Wohl 
            jeder Musikfan hat seine persönliche Wunschliste für denkbare 
            Kooperationen seiner Lieblingskünstler. Wo zwei Legenden zueinander 
            finden, so der Gedanke, da brennt die Luft. Bedenkt man es recht, 
            so ergibt sich die Zusammenarbeit dieser zwei Frauen fast zwangsläufig: 
            Hier das unverwüstliche, zur Rock-Diva geläuterte Skandal-Groupie 
            der 60er Jahre, dort die Rockröhre von heute, die übrigens 
            die Tochter der ersten sein könnte, nicht nur dem Altersunterschied 
            nach, sondern, weil beide erkennbar aus dem gleichen Holz geschnitzt 
            sind: Sisters in arms.  
            Hier, 
              das ist Marianne Faithfull, die Großartige, vermutlich die 
              einzige Frau auf der Welt, die auch ohne Stimme singen kann, dort, 
              das ist Polly Jean - kurz P.J. - Harvey, die Sirene des Postrock, 
              die schon mit Björk respektlos Jaggers "Satisfaction" 
              zerlegte, mit Thom Yorke duettierte und von Kritikern seit Jahren 
              mit nicht abreißenden Lobeshymnen bedacht wird. 
            Diese 
              beiden haben jetzt zueinander gefunden, und zwar für Marianne 
              Faithfulls neues Album "Before the poison". Und auch, 
              wenn man ein richtiges Duett der beiden "Schwestern im Geiste" 
              vermisst - P.J. Harvey versteckt sich im Background-Chor -, so ist 
              ihre Handschrift doch deutlich erkennbar: "Before the poison" 
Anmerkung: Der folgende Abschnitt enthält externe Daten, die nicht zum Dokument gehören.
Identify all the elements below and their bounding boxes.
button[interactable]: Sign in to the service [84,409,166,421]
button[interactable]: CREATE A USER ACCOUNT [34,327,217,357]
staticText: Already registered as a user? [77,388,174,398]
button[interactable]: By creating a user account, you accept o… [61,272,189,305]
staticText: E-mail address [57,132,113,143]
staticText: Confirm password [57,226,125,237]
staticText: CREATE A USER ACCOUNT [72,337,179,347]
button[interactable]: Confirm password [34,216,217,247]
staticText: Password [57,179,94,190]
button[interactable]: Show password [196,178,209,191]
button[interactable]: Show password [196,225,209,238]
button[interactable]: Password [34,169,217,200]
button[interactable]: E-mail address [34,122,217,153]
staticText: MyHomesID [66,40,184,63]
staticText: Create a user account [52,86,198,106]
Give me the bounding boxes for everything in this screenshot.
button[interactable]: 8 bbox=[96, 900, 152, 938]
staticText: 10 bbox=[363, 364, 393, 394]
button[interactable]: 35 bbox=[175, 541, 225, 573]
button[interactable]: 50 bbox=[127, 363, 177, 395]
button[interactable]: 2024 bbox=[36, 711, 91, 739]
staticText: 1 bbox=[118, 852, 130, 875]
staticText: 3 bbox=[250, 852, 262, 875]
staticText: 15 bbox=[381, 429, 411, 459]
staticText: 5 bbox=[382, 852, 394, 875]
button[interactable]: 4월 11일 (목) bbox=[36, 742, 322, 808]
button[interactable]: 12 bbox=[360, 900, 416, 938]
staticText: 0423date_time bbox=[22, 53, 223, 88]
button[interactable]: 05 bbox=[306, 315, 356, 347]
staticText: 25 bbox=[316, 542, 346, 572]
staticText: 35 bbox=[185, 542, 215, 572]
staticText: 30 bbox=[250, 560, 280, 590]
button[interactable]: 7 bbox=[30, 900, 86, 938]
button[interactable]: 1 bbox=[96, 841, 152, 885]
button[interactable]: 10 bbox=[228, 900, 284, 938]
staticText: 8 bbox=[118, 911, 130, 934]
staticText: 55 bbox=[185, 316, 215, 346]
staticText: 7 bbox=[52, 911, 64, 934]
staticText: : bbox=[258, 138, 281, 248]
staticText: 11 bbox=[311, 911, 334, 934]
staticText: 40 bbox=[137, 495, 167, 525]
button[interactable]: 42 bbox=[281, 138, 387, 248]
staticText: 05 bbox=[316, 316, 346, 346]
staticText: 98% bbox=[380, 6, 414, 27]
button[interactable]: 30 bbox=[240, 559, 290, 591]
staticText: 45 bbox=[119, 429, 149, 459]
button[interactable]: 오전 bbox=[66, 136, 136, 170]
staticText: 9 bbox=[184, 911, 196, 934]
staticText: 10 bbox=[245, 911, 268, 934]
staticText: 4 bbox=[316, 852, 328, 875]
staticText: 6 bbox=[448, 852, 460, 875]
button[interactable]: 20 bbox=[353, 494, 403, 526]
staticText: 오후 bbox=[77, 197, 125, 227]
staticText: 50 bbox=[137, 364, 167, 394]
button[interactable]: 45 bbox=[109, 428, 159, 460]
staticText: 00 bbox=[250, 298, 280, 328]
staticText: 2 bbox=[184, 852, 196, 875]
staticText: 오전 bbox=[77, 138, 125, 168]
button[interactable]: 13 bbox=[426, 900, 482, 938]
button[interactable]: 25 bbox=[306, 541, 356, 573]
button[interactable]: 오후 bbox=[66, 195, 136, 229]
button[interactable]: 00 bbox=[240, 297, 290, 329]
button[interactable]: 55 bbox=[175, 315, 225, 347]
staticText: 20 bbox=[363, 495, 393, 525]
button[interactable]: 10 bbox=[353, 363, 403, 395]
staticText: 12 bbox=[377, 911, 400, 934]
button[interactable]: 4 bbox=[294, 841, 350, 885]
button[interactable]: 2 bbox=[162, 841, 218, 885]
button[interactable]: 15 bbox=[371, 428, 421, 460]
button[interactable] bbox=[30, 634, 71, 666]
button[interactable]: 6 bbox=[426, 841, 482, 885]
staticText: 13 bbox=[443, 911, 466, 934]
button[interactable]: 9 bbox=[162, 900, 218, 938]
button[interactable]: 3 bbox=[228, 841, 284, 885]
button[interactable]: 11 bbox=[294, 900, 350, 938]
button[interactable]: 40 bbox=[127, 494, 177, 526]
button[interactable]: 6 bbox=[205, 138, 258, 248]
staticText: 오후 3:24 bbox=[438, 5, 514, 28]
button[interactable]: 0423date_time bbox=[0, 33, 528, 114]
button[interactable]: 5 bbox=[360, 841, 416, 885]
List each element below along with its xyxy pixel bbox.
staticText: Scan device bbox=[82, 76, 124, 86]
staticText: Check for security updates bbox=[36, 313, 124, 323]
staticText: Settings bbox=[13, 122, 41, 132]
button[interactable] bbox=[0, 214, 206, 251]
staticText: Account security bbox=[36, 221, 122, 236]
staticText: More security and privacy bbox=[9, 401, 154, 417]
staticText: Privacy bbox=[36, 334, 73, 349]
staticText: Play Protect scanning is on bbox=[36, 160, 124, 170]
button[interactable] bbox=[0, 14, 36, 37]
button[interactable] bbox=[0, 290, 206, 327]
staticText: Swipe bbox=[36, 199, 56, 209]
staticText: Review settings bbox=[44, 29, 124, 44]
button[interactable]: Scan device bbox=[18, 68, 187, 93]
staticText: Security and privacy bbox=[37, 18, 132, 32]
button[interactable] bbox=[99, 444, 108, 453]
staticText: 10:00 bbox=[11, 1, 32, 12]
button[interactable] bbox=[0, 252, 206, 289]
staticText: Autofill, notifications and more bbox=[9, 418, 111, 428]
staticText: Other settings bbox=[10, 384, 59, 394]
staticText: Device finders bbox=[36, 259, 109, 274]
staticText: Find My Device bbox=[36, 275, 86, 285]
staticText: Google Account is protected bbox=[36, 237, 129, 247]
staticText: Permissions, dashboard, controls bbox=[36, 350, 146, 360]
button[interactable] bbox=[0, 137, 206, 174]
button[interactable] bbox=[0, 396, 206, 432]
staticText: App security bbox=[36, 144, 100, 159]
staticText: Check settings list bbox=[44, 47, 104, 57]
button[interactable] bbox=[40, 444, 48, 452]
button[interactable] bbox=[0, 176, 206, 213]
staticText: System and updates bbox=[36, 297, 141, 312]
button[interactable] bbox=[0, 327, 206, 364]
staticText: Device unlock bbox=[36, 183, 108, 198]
              ist ein Rock-Album in typischer Harvey-Manier; elegisch, drängend, 
              schräg, charismatisch. 
            Gemeinsam 
              mit der weiterhin einzigartigen Stimme der Faithfull, die von einer 
              geheimnisvollen Rezeptur zusammen gehalten wird, deren wichtigste 
              Zutaten wahrscheinlich Erfahrung, Verzweiflung, Reife, Leidenschaft, 
              Whiskey und Zigaretten sind, erreichen Harveys Songs eine fast beängstigende 
              Tiefe - nichts für schwache Gemüter und schon gar nichts 
              für solche mit Angst vor den eigenen Abgründen. 
            Allein 
              schon die fünf Songs, die Marianne Faithfull und P.J. Harvey 
              zusammen produzierten, wären ausreichend, um "Before the 
              poison" in höchsten Tönen zu loben. Doch Marianne 
              Faithfull wollte mehr. So gibt es erneut - nach "Kissin Time" 
              zum zweiten Mal - eine Kooperation mit Blurs Damon Albarn, und außerdem 
              gewissermaßen ein Zusammentreffen mit ihrem männlichen 
              Pendant: Nick Cave. Er komponierte drei Songs für die CD, auch 
              sie mit unverkennbar melodramatischer Handschrift, die Texte schrieb 
              Marianne Faithfull selbst. 
            Nicht 
              minder exquisit sind die Musiker, darunter Portishead-Gitarrist 
              Adrian Utley, und unter der Regie von Francois Ravard, mit dem Marianne 
              Faithfull bereits ihr fünftes Album produzierte, wird "Before 
              the poison" zu einem fast opulenten Werk, dem die Reife, die 
              Professionalität, das große Können aller Beteiligten 
              mit jeder Note anzuhören ist. Was zu beweisen war: Auf diesem 
              Album brennt die Luft.